Il est très dangereux de conduire alors qu’on se dispute, car la capacité d’attention d’un conducteur altéré diminue jusqu’à 26%, de la même manière que si vous aviez plus de 0,5 gramme d’alcool dans le sang.

Le manque de contrôle des émotions au volant pourrait être l'une des principales causes d'accidents de la route, selon les conclusions d'une récente étude intitulée «Zen Driving» réalisée par Prevensis avec le parrainage de l'Union espagnole des entités d'assurance et de réassurance. (Unespa). Les données de l’étude révèlent que le contrôle émotionnel de 72% des conducteurs est faible et que jusqu’à 17% des conducteurs conduisent sans aucune contrainte. contrôle émotionnel, ce qui augmente les chances de commettre des infractions et de subir un accident.

Le profil le plus positif et le moins susceptible de souffrir de distractions et d'accidents serait un homme marié âgé de 37 à 50 ans.

Les auteurs de l'étude ont évalué les facteurs qui influencent le plus les distractions et ont déterminé que le fait de parler au téléphone peut augmenter le risque d'accident jusqu'à 41%, tandis que le conflit avec un autre conducteur augmente de 37%. possibilités d'accident et en discuter avec le copilote à 26%.

Le rapport établit également différents profils de conducteurs plus ou moins susceptibles de subir un accident en fonction de leurs caractéristiques personnelles. Ainsi, les plus impulsifs et les plus dangereux pour eux-mêmes et pour les autres sont les jeunes hommes de moins de 25 ans, bien que tout célibataire de moins de 32 ans ait un profil négatif, selon les données de l'étude.

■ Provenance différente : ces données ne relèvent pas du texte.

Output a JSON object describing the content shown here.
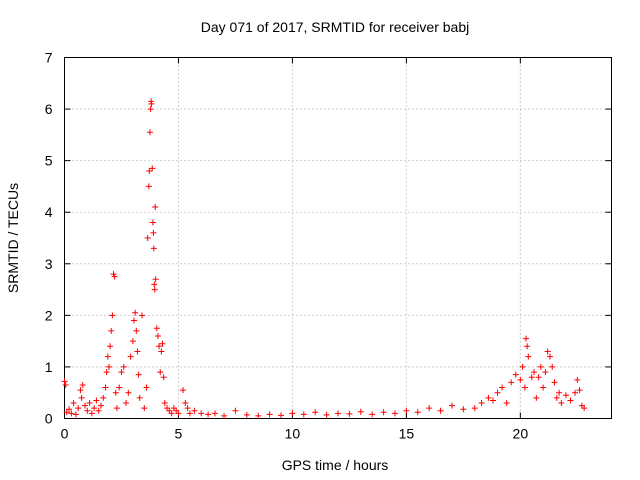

Le profil le plus positif et le moins susceptible de souffrir de distractions et d'accidents serait celui d'un homme marié âgé de 37 à 50 ans, bien que le contrôle émotionnel le plus important soit atteint après 55 ans. L'étude révèle que les personnes mariées ou avec un partenaire stable sont plus en sécurité au volant. En ce qui concerne le sexe, les données obtenues indiquent que les femmes ont un profil négatif plus élevé, car leur attitude à l'égard de la conduite est également négative - dans 33% des cas -, en raison d'un manque de sécurité ou de la peur.

Les recommandations de l'étude se concentrent sur l'adoption de directives qui ont fait leurs preuves pour aider les personnes à rendre leur conduite plus sûre. Ce sont différentes techniques qui varient en fonction de la personnalité du conducteur et qui visent à éviter les distractions et à mettre la personne à l'aise au volant. Par exemple, éteignez le téléphone et respirez lentement, voici quelques conseils qui nous aideront à nous concentrer sur la conduite.